À la Renaissance, le repas du souverain devient un spectacle codifié : Élisabeth Latrémolière nous en présente le déroulé

Élisabeth Latrémolière, conservateur en chef et directrice du château royal et des musées de Blois, nous dévoile la codification du repas du souverain qui devient un spectacle à la Renaissance.

À la cour des Valois, quel est le rôle du repas ?

Lors des grandes occasions, la finalité n’est pas de manger, mais de se rencontrer. C’est une mise en scène du souverain ou du prince devant sa cour, essentiellement sous Henri III qui fait établir un règlement dans lequel se trouve le déroulé du repas princier. Il y a chez lui la volonté de rétablir la majesté royale, mise à mal par les guerres de religion.

Selon quel protocole se déroule le repas ?

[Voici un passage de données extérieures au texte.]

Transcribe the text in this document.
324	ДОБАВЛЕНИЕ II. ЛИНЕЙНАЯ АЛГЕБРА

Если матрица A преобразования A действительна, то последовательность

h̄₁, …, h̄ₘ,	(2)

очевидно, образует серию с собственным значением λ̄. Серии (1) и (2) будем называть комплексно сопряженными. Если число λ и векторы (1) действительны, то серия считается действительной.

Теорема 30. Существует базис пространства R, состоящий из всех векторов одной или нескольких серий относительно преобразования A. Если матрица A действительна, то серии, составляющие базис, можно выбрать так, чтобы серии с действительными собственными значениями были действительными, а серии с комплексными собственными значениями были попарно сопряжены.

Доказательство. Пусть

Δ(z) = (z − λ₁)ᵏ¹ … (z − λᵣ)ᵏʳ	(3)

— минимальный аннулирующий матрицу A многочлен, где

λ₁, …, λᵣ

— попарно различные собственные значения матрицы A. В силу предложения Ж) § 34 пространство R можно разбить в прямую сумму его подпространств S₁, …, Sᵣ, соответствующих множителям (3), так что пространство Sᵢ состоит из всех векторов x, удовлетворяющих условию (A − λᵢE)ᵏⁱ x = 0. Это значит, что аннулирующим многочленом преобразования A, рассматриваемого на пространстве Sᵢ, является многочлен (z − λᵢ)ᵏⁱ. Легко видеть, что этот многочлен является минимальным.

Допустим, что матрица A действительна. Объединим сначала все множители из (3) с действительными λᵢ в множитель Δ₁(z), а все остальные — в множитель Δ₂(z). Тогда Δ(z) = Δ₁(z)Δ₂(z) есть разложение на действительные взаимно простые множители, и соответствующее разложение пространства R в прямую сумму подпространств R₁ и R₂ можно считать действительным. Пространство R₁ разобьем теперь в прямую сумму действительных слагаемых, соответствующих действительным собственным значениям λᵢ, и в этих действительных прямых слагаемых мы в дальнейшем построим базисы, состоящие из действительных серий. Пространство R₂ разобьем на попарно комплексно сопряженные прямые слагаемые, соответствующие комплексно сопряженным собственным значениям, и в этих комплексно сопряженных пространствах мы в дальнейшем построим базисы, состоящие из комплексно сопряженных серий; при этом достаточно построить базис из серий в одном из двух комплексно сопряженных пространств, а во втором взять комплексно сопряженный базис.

Dès 1574, Henri III s’extrait de la familiarité qui existait entre le roi et ses sujets sous François Ier et Henri II. Montée sur une estrade, sa table, surplombée d’un dais, est séparée de la cour. Les plats arrivent en cortège, portés par des panetiers, des échansons, des écuyers tranchants et des fruitiers, précédés d’un maître d’hôtel.

Ils arrivent par vague, et sont posés en même temps sur la table. On prend ce qui est devant soi, seul le roi a le droit de voir défiler tous les plats. Plusieurs services se succèdent : l’entrée de table, avec des pâtisseries sucrées et salées, les potages, composés de viandes bouillies, les rôtis, et l’issue de table, avec des friandises servies dans une salle à part. Le vin, coupé avec de l’eau, est apporté par le service de la boisson.

En dehors des grandes cérémonies, quelle est la fréquence des repas ?

Il y en a deux par jour : un premier en fin de matinée, qu’on appelle le dîner, et l’autre en fin d’après-midi, qu’on appelle le souper. Le matin, on ne mange pas avant d’avoir communié – le premier repas est celui du Christ. À la cour, il y a des collations tout au long de la journée, où l’on mange des friandises.

Jusqu'au XVIIIe siècle, on considère la fourchette comme un instrument diabolique
Élisabeth Latrémolière, ancien conservateur en chef et directrice du château royal et des musées de Blois
Que mange-t-on ?

La cuisine est un marqueur social. Si vous êtes en bas de l’échelle sociale, vous consommez ce qui est près du sol, et si vous êtes en haut, ce qui est dans le ciel, près de Dieu. Les aristocrates ne mangent donc pas de salade, ni de légumes ou de porc, mais des volailles et de grands oiseaux, ainsi que le gibier qu’ils chassent.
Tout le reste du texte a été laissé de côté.